Highlights: Bare Chassis prototype, record breakers
First Range Rover and fire truck included in parade and formation
This year marks 50 years of the Range Rover roving the range as the luxury off-roader, so Land Rover threw a celebration and put 50 different models around the Goodwood Motor Circuit yesterday to show off.
While it’s been 50 years, Range Rover says it’s only four generations in, and so it brought some of each to join the parade. The parade was led by one of the first and one of the most recent Range Rovers. The former a chassis and a seat, a driveable car without a body that was meant to demonstrate how the automaker’s 4×4 system worked and the latter a Land Rover Range Rover Fifty, the first of the commemorative edition of 1,970 vehicles to denote the vehicle’s first year.
Other notable vehicles included a mix of Range Rovers used for police duty as well as a 6×6 fire engine and a modified ambulance. The Trans-American Expedition vehicle, which crossed the still mostly impassable Darien Gap back in 1971. The Beaver Bullet, a 1985 which set diesel vehicle speed and endurance records, was present, as were a Camel Trophy event, the off-road rally that helped make Range Rover the name it is today, along with the first production Range Rover, a Velar prototype, and one of the Holland and Holland specials that were a partnership with the firearms maker.

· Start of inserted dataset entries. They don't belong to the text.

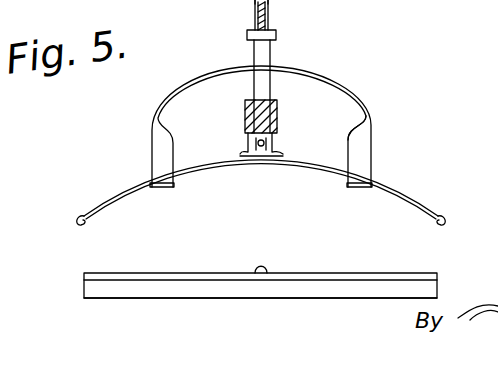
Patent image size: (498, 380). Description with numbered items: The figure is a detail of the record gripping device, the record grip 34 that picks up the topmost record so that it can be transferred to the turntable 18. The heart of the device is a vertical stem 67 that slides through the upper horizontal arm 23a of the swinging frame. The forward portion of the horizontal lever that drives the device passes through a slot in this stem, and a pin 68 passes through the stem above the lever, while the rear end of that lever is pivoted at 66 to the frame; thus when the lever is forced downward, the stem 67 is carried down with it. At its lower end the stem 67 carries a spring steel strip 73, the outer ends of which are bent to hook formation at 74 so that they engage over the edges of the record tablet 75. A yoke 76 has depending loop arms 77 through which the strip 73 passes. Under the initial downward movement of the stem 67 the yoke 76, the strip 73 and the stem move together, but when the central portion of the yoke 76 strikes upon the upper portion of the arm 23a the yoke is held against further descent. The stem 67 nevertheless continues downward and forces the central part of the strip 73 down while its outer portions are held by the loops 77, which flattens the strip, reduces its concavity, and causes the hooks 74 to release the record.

The turntable 18 is at (342, 299).
The upper horizontal arm of the frame 23a is at (277, 115).
The record grip 34 is at (379, 124).
The pivot of lever 66 is at (270, 28).
The vertical stem 67 is at (262, 55).
The pin 68 is at (270, 8).
The spring steel strip 73 is at (219, 167).
The hooks 74 is at (77, 217).
The record tablet 75 is at (368, 273).
The yoke 76 is at (323, 82).
The depending loop arms 77 is at (382, 155).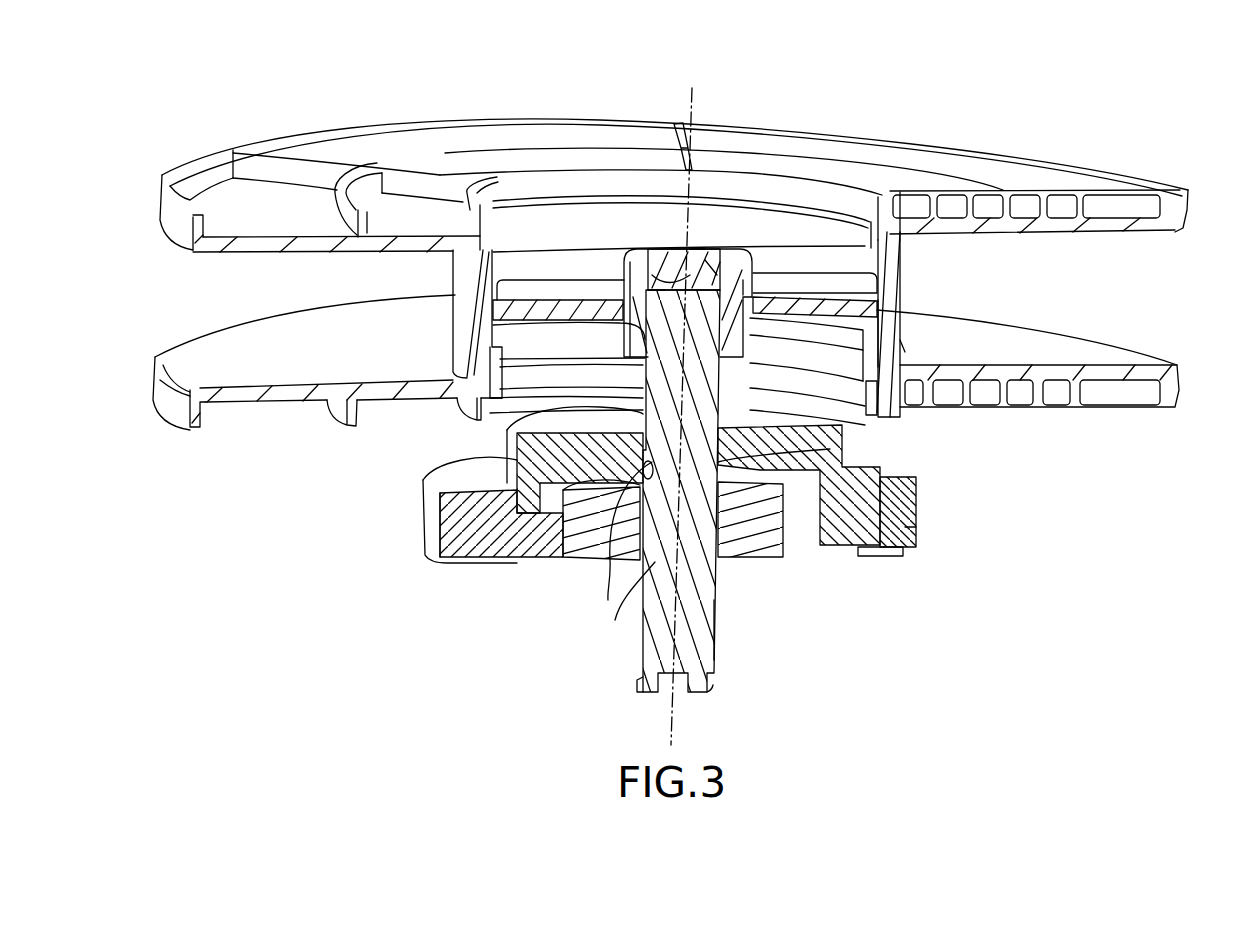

After the parade, the Rovers came together on the lawn to coordinate into a giant 50 formation, which was then captured via drone.
While the Goodwood Festival of Speed and Revival were cancelled this year thanks to the coronavirus, this 50 party (with no flamingos present) was part of the SpeedWeek event that is their quite good substitute. A gathering of vehicles and screened drivers broadcast live online.